Monday, November 19, 2012

Brian Cheal

Of the many people whose company I have enjoyed at cricket grounds in two hemispheres, only Brian Cheal shared my dual allegiance to Kent and Gloucestershire. Like me, he came from Kent and lived in Bristol.

I entered Brian’s name in Google the other day, to discover this:

12/04/2010
Gloucestershire County Cricket Club regret to report the death of life member Brian Cheal. Brian was a hugely popular member of the club and will be sadly missed by all those who knew him. He was also President of local football club Ashley FC.
There will be a service held on Monday 26th April at 12:30 at Canford Crematorium. Brian requested no flowers but if anyone would like to make a donation, then please do so to St Peter’s Hospice, Bristol. After the service, refreshments will be available in the Grace Room at the County Ground, Bristol.

Both Brian’s parents died at around 60, and Brian reasoned that genetics would probably account for him at about that age. He lived his life according to that expectation and it seems that he was correct to do so. This is not to say that he adopted a lavish or hedonistic lifestyle, far from it. Rather, he was determined to gain full enjoyment from simple pleasures, particularly jazz, non-league football, real ale and, above all, county cricket.
For many years, these activities took up so much of his time that he had none to spare to join the rest of us in the world of work. When his inheritance ran out, he became a postman. Brian’s round was in Ashley Down, where he lived, a short walk from the County Ground. I knew some people on his route, and they regarded him highly, an old-fashioned postie who kept an eye on those without anyone else to do so, though on days when the first ball was to be bowled at 11, they would wake to the sound of the mail falling on the mat at the crack of dawn.

Brian would return to Kent several times a summer, always to the Nevill for Tunbridge Wells week, and usually to the Mote for Maidstone week, where he would stay with Allen Hunt (it was through Allen that I got to know him).
As the years went on, Brian was more inclined than me to stay in the west when fixtures conflicted.
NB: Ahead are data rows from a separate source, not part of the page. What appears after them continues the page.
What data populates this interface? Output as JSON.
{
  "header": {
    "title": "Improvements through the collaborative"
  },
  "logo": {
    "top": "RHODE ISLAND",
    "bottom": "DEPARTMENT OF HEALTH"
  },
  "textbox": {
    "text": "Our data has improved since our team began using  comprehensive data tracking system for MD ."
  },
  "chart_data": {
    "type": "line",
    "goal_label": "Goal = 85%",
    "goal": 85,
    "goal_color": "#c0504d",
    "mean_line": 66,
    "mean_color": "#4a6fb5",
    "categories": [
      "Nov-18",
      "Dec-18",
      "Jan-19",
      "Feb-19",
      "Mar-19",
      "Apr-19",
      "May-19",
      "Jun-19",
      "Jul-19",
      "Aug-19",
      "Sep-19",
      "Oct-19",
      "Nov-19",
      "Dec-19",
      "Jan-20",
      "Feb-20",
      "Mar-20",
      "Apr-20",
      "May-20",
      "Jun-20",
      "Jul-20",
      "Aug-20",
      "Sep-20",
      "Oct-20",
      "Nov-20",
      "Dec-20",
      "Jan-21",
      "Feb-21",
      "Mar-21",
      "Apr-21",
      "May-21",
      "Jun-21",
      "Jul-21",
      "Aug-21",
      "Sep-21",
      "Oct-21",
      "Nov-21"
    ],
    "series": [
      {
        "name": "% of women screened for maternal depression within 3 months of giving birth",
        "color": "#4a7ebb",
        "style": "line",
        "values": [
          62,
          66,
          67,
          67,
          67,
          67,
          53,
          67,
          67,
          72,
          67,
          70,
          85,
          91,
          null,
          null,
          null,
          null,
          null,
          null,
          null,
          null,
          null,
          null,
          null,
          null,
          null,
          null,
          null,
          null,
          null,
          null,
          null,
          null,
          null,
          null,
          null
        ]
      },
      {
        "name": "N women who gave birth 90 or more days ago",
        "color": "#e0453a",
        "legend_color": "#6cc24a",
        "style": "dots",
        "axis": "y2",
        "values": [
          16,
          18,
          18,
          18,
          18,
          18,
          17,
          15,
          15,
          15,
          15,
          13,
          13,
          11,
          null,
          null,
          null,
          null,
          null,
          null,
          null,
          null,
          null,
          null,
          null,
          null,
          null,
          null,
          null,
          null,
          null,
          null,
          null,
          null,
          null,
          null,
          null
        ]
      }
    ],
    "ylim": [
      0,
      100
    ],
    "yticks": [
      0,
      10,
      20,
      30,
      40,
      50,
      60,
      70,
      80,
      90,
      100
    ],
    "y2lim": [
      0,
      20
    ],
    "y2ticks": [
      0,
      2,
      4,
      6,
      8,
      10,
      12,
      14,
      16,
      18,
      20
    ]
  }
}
He particularly enjoyed the Cheltenham Festival and was a leading light of the 88 Club, a group of Gloucestershire supporters united, for reasons that none of them could quite remember, by their fascination for the number eight. The second day of the Gloucestershire v Yorkshire match at Cheltenham in 1988 was to them as a total eclipse of the sun might be to an astronomer, for it took place on Monday, 8 August 1988: 8.8.88. They convened in one of the marquees lining the boundary at eight minutes past eight that auspicious morning and none could tell you the score when they left the ground some ten hours later.

Brian was a knowledgeable and fluent commentator on the Bristol hospitals radio service, which ran ball-by-ball commentaries on games at the County Ground. I made occasional appearances in the commentary box at his invitation. In 1991 we commentated together on the final overs of a NatWest Trophy game between Gloucestershire and Nottinghamshire that the Bristol weather had strung out into the third evening. Eddie Hemmings scrambled a last-ball single to give Nottinghamshire the game. Whether the effect of our description on our captive audience in the Bristol Royal Infirmary, Frenchay Hospital and elsewhere was restorative or otherwise, I don’t know.
Brian was a purist. When he joined Allen Hunt for weekend jaunts to Kent away games, he and George Morrell would find a country pub for Sunday lunch followed by an afternoon stroll instead of going to the 40-over Sunday League game. Allen would go to the game, believing the most inferior form of cricket to be superior to all other forms of human activity. Though I was never able to discuss it with him, I will say with certainty that Brian scorned T20.

I had always assumed that one day I would get back to the County Ground during the cricket season and catch up with Brian. I will watch cricket from the Hammond Room roof again, and when I do I will think of the Bristolian Kentish man for whom cricket was at the centre of a happy life.